Digitale Interviewsammlungen

Digitale Interviewsammlungen
Bildquelle: CeDiS / Freie Universität Berlin

Zwei wichtige Meilensteine konnten die an der Universitätsbibliothek der FU angesiedelten Digitalen Interview-Sammlungen kürzlich präsentieren: Ein neues Zeitzeug*innen-Archiv zur Geschichte der Colonia Digidad ist online gegangen; das bestehende Archiv zur NS-Zwangsarbeit erhielt eine neue Teilsammlung.

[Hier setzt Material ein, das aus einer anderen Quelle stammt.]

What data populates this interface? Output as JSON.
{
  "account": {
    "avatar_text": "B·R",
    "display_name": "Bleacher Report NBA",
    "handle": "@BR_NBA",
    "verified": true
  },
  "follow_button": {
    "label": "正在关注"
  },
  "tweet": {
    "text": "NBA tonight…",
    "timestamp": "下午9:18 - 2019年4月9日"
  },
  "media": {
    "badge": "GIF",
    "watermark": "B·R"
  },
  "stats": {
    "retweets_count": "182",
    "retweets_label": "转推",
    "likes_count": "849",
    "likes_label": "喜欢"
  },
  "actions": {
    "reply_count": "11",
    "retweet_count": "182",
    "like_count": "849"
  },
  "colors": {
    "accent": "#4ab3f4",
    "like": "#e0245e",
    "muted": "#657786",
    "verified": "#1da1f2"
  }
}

Oral-History-Archiv mit lebensgeschichtlichen Interviews zur Colonia Dignidad veröffentlicht

Ein neues Online-Archiv zeigt seit Mitte März 2022 Zeitzeug*innen-Interviews zu Menschenrechtsverletzungen in der früheren Sektensiedlung „Colonia Dignidad“ (Kolonie Würde) in Chile. Das zweisprachige Online-Portal „Colonia Dignidad. Ein chilenisch-deutsches Oral-History-Archiv“ umfasst 64 lebensgeschichtliche Video-Interviews mit ehemaligen Bewohner*innen, überlebenden politischen Gefangenen, Angehörigen von Verschwundenen, chilenischen Jungen, die als Kinder durch Sektenführer Paul Schäfer sexuelle Gewalt erfuhren, sowie mit Fachleuten zum Thema. Die in deutscher oder spanischer Sprache geführten Video-Interviews wurden transkribiert, übersetzt und wissenschaftlich aufbereitet.

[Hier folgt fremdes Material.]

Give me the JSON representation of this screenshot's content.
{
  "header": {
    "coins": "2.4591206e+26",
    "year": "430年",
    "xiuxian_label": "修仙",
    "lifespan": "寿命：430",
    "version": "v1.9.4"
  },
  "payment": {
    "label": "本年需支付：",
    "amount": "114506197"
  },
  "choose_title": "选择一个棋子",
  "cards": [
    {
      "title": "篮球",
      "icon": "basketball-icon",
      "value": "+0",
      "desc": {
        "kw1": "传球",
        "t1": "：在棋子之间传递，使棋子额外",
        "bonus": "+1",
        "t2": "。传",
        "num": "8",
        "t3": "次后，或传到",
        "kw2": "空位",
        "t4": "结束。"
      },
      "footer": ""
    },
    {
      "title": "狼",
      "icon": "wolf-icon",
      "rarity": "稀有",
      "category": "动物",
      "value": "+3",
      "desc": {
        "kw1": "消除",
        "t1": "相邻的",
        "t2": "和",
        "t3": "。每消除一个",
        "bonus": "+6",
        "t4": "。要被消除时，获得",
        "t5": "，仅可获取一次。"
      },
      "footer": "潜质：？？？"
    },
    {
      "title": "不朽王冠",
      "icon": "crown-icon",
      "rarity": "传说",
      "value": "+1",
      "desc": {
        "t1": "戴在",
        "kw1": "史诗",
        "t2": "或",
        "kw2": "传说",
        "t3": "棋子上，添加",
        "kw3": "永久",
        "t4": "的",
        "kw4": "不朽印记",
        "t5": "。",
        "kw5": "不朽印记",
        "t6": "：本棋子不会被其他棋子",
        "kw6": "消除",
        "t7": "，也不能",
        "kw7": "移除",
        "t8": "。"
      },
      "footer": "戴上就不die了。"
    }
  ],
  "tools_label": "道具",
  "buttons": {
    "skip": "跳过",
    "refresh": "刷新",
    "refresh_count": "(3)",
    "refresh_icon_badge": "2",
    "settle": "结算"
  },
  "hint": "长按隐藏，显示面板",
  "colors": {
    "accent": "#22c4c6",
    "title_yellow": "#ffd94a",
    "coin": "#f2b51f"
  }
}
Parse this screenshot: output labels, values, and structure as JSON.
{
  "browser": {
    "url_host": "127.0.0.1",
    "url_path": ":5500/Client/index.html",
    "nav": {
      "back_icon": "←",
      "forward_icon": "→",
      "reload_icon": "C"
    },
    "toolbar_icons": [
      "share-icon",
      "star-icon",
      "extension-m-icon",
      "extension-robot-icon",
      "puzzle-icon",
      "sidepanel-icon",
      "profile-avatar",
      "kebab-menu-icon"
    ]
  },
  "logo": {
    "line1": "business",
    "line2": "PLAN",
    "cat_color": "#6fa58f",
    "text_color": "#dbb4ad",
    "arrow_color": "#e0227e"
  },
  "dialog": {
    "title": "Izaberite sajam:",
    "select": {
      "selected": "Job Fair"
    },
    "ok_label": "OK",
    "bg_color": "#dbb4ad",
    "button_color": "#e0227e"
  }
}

Das vom Deutschen Bundestag initiierte und vom Auswärtigen Amt der Bundesrepublik Deutschland geförderte Projekt wurde vom Arbeitsbereich Digitale Interview-Sammlungen der Universitätsbibliothek in Kooperation mit der Abteilung Geschichte des Lateinamerika-Instituts der Freien Universität verwirklicht. Am 17. März wurde die neue Interview-Plattform im Rahmen einer Veranstaltung mit Gästen aus Chile und Deutschland im Berliner Humboldt Forum der Öffentlichkeit präsentiert.

Die Colonia Dignidad war eine deutsche Sektensiedlung im südlichen Chile, in der zwischen 1961 und 2005 Mitglieder und ihre Kinder schweres Leid erfuhren. So wurden viele von ihnen isoliert, indoktriniert, ausgebeutet, gequält und sexuell missbraucht. Während der chilenischen Diktatur 1973 bis 1990 wurden Oppositionelle dort gefoltert und ermordet. Bis heute sind diese Verbrechen in Deutschland und in Chile unzureichend aufgearbeitet.

Das neue Online-Portal macht Gespräche mit sehr unterschiedlichen Zeitzeuginnen und Zeitzeugen aus dieser Zeit nun in einem geschützten Rahmen für Wissenschaft und Bildung zugänglich.

Neue Teilsammlung „Ukraine“ im Online-Archiv „Zwangsarbeit 1939-1945 – Erinnerungen und Geschichte“

Eine neue Teilsammlung des Online-Archivs „Zwangsarbeit 1939-1945 – Erinnerungen und Geschichte“ haben die Universitätsbibliothek der Freien Universität Berlin und die Stiftung Erinnerung, Verantwortung und Zukunft (EVZ) Ende Juni im Rahmen einer Online-Veranstaltung gemeinsam vorgestellt. Die Teilsammlung umfasst 40 Audio- und Video-Interviews ehemaliger Zwangsarbeiterinnen und -arbeiter aus der West-Ukraine.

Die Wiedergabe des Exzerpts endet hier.